HiteSit commented 1 week ago

Sorry for the even later response, many MultiComponentReactions in which weird condensation happens are difficoult to write in SMARTS (e.g. GBB, Ugi-Tetrazole), but you are right about the Hydrogens, there is almost always a way to write in a implicit fascion.

Regarding the implementation of the RXN fileformat. For example this reaction:

[#1,#6:1]-[#6:7](-[#1,#6:2])=O.[#1,#6,#8:5]-[#7:3]-[#1,#6,#8:4].[#1,#6:9][N+:8]#[C-:6]>>[#1,#6,#8:4]-[#7:3](-[#1,#6,#8:5])[C:7]([#1,#6:1])([#1,#6:2])[#6:6]-1=[#7]-[#7]=[#7]-[#7:8]-1-[#1,#6:9]

very often tents to bug and generally I find that many MCR does not work super nicely with SMARTS.

I could not see into a commit if you already implemented a protonation based on OpenEye but anyway here is my code

def gen_3dmol(smile: str, protonate: bool, gen3d: bool, enum_isomers: bool) -> List[oechem.OEGraphMol]:
    smile_fixed = cansmi(smile, isomeric=True, kekule=True)
    oemol: oechem.OEMol = from_smiles_to_oemol(smile_fixed)

    # Flipping Options
    flipperOpts = oeomega.OEFlipperOptions()

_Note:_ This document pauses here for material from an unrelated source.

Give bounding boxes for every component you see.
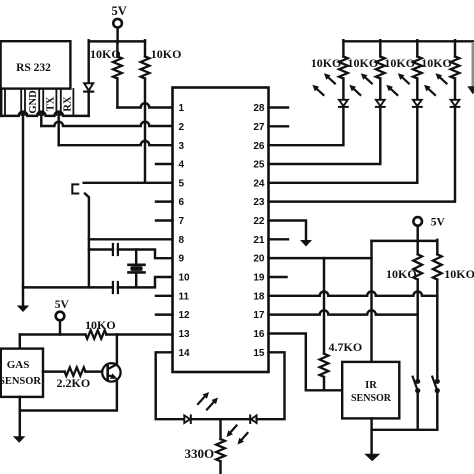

    # Conf Gen initialization
    omega = oeomega.OEOmega()  # For multi confs
    builder = oeomega.OEConformerBuilder()  # For single conf

    if protonate == True:
        logger.info("Protonating the molecule")
        oequacpac.OEGetReasonableProtomer(oemol)

    if enum_isomers == True and gen3d == True:
        enantiomers_3D: List[oechem.OEGraphMol] = []
        for i, enantiomer in enumerate(oeomega.OEFlipper(oemol, flipperOpts)):
            enantiomer = oechem.OEMol(enantiomer)

            logger.info("Generating 3D coordinates")
            ret_code = omega.Build(enantiomer)

            stereo_desc = get_chirality_and_stereo(oechem.OEGraphMol(enantiomer))

            oechem.OESetSDData(enantiomer, "Chiral_ID", f"Stereo_{i}")
            oechem.OESetSDData(enantiomer, "Chiral_Atoms", stereo_desc)
            enantiomers_3D.append(oechem.OEGraphMol(enantiomer))

        return enantiomers_3D

    if enum_isomers == False and gen3d == True:
        logger.info("Generating 3D coordinates")
        ret_code = builder.Build(oemol)
        return [oechem.OEGraphMol(oemol)]

Also I remember that you publisced on your Linkedin a different version of Thomson Sampling (Enhanced). Beside the slighly scientific difference it would be very nice if somehow you add a piece of documentation in your code to write custom scoring functions.